In response to a lively blog interchange on quality and validation of data Antony Williams has produced a useful comment (into which I insert annotations):
Thanks for the feedback on the definitions. I have connected with our collaborators at ACD/Labs, specifically the PhysChem product manager, and have pointed him to your comments on the blog. I will leave it to him to choose whether or not to edit the definitions or not.
Thanks. Definitions (ontologies) are key to the emerging semantic web and this is becoming mandatory so I obviously encourage this.
The display of the units for PSA on the initial search results page was an oversight since it is on EVERY other view of the results display so thanks for pointing it out. It was fixed within minutes of reading your blog.
I have an obsession with scientific units of measurement – it is a solved problem in principle but rarely implemented. We are developing semantic approaches to units.
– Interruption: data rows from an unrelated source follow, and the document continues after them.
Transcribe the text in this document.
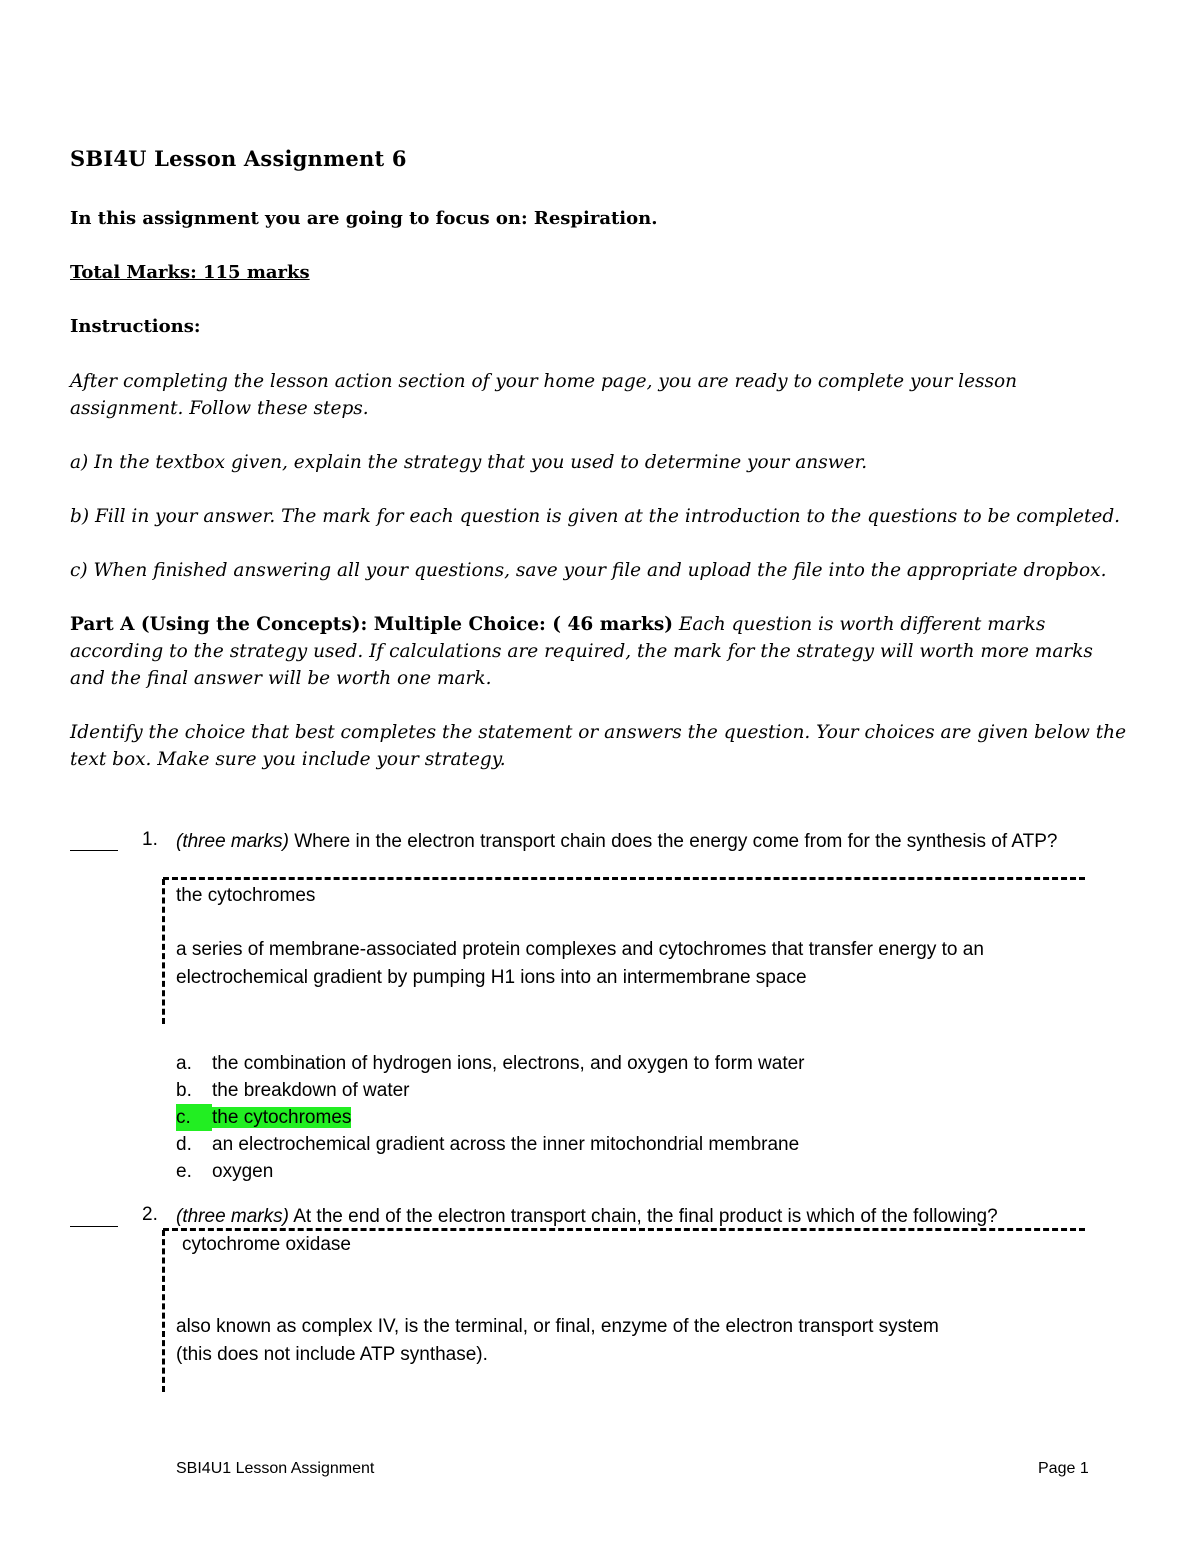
SBI4U Lesson Assignment 6

In this assignment you are going to focus on: Respiration.

Total Marks: 115 marks

Instructions:

After completing the lesson action section of your home page, you are ready to complete your lesson assignment. Follow these steps.

a) In the textbox given, explain the strategy that you used to determine your answer.

b) Fill in your answer. The mark for each question is given at the introduction to the questions to be completed.

c) When finished answering all your questions, save your file and upload the file into the appropriate dropbox.

Part A (Using the Concepts): Multiple Choice: ( 46 marks) Each question is worth different marks according to the strategy used. If calculations are required, the mark for the strategy will worth more marks and the final answer will be worth one mark.

Identify the choice that best completes the statement or answers the question. Your choices are given below the text box. Make sure you include your strategy.

1. (three marks) Where in the electron transport chain does the energy come from for the synthesis of ATP?
the cytochromes
a series of membrane-associated protein complexes and cytochromes that transfer energy to an electrochemical gradient by pumping H1 ions into an intermembrane space
a. the combination of hydrogen ions, electrons, and oxygen to form water
b. the breakdown of water
c. the cytochromes
d. an electrochemical gradient across the inner mitochondrial membrane
e. oxygen
2. (three marks) At the end of the electron transport chain, the final product is which of the following?
cytochrome oxidase
also known as complex IV, is the terminal, or final, enzyme of the electron transport system
(this does not include ATP synthase).
SBI4U1 Lesson Assignment	Page 1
Regarding your observations about Prussian Blue and solubility. There’s a lot of misinformation out there for sure… http://ptcl.chem.ox.ac.uk/MSDS/IR/iron_III_ferrocyanide.html named as Prussian Blue and defined as soluble in water. However, I am going with the Wikipedia definition which talks about : “Soluble” Prussian Blue – Prussian Blue is insoluble, but it tends to form such small crystallites that colloids are common. These colloids act like solutions, for example they pass through fine filters. According to Dunbar and Heintz, these “soluble” forms tend toward compositions with the approximate formula KFe2Fe(CN)6
There was nothing special about my selection of Prussian Blue – and in fact your suggestions below take care of many other concerns
Based on your multiple comments I am considering recalculating the properties having prefiltered and excluded compounds based on the following constraints:
This is indeed what I consider the correct way to manage the database – create a series of protocols and measure the value of each of them in improving the accuracy/quantity ratio.
1)Exclude substances containing elements other than As,B,Br,C,Cl,F,Ge,H,I,N,O,P,Pb, S,Se,Si,Sn, the elements supported by ACD/PhysChem predictors.
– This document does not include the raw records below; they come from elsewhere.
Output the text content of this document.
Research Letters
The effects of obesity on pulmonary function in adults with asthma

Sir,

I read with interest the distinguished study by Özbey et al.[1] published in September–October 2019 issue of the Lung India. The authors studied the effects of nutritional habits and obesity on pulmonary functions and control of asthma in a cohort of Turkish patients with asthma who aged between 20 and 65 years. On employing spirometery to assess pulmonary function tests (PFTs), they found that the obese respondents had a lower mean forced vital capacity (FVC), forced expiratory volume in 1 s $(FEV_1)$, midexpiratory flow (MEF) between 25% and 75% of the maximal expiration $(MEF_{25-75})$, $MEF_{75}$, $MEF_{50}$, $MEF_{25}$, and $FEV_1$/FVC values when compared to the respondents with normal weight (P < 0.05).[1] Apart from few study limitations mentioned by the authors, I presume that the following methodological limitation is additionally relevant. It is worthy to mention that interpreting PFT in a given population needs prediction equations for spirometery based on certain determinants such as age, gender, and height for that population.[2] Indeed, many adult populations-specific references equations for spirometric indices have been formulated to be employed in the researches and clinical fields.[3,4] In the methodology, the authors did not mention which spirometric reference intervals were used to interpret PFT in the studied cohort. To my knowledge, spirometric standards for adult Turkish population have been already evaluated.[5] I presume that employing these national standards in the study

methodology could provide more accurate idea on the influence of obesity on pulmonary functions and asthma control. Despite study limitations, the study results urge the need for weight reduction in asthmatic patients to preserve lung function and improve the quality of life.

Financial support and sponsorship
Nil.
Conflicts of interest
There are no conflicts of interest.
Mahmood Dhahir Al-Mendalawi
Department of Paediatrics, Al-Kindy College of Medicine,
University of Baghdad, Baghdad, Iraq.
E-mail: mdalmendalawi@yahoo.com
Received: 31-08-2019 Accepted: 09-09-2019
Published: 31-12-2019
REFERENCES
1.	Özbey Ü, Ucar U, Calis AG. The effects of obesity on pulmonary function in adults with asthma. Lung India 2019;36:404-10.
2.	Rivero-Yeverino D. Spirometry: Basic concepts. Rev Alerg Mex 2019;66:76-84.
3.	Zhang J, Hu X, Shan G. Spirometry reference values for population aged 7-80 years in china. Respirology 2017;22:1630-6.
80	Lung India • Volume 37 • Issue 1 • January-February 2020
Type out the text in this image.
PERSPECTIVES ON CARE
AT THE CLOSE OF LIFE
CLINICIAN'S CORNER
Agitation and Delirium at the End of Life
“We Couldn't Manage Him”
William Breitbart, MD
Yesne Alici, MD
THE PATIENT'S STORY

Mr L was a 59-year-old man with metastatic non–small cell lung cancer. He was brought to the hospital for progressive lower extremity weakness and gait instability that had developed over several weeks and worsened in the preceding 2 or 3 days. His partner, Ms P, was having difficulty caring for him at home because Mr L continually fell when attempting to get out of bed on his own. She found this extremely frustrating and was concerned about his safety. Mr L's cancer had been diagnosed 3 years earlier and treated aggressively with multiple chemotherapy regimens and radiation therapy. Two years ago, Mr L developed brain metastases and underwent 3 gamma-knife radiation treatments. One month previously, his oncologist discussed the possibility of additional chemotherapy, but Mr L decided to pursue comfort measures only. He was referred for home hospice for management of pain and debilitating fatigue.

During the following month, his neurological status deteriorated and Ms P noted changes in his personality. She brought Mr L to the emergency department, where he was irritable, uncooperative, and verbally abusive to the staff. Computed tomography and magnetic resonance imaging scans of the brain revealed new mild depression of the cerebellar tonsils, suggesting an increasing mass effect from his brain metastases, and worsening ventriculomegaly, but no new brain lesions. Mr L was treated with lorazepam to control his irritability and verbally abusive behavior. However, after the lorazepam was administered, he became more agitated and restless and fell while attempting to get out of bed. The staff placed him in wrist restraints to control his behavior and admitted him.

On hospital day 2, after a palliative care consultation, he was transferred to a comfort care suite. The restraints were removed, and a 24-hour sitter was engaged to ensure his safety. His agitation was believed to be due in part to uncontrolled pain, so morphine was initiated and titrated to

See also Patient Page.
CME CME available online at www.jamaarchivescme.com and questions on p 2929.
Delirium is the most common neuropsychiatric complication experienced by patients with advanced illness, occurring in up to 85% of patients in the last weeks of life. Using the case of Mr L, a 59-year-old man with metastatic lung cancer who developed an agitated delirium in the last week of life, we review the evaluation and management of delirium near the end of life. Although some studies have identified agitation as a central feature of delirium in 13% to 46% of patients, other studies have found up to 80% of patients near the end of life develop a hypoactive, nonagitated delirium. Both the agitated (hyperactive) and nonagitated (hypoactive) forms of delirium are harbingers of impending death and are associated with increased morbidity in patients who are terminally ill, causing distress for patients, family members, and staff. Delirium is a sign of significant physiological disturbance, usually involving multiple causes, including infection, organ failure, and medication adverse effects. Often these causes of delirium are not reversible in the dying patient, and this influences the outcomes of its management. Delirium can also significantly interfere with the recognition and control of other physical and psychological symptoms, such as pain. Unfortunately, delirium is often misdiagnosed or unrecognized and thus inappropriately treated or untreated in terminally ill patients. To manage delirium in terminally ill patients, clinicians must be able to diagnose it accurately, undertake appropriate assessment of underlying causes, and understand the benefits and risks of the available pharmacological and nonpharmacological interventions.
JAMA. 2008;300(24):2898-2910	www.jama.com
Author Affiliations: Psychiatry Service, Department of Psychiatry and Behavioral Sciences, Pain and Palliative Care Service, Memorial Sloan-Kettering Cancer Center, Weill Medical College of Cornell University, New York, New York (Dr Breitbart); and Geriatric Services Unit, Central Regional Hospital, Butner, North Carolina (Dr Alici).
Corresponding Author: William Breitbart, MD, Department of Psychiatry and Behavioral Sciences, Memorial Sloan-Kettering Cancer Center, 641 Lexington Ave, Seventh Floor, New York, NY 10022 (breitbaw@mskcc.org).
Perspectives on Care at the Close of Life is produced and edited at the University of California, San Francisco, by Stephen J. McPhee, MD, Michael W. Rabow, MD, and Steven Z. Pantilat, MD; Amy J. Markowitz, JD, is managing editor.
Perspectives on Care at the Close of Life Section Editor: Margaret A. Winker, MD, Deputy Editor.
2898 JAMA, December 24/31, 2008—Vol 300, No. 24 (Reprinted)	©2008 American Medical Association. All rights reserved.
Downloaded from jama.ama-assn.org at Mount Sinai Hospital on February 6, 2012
2)Only include single component substances – would resolve your issue with CaCO3 and Prussian Blue
3)Exclude substances represented as a single atom
4)Exclude structures containing isotopes
5) Exclude radicals
6)Exclude structures with a delocalized charge
These are very close to the filters based on molecular formula which I would recommend. Since I don’t have knowledge of your metadata (e.g. date, format, contributor, etc.) I can’t comment, but it may be that these are also useful filters. In general you may need to be prepared to sacrifice a considerable quantity of data in return for greater confidence in quality.
I welcome your comments….
These are the types of filters that we now routinely institute in deciding which components of a chemical dataset are worth including. We normally develop these (e.g. for CrystalEye) by computing the difference between theory and experiment and the devising filters – and certainly all of the above have been included. In crystallography we also use temperature of experiment, etc. – you may wish to remember that many physical properties are directly dependent on both temperature and the physical state of the substance. Developing protocols can take time but it is worth it.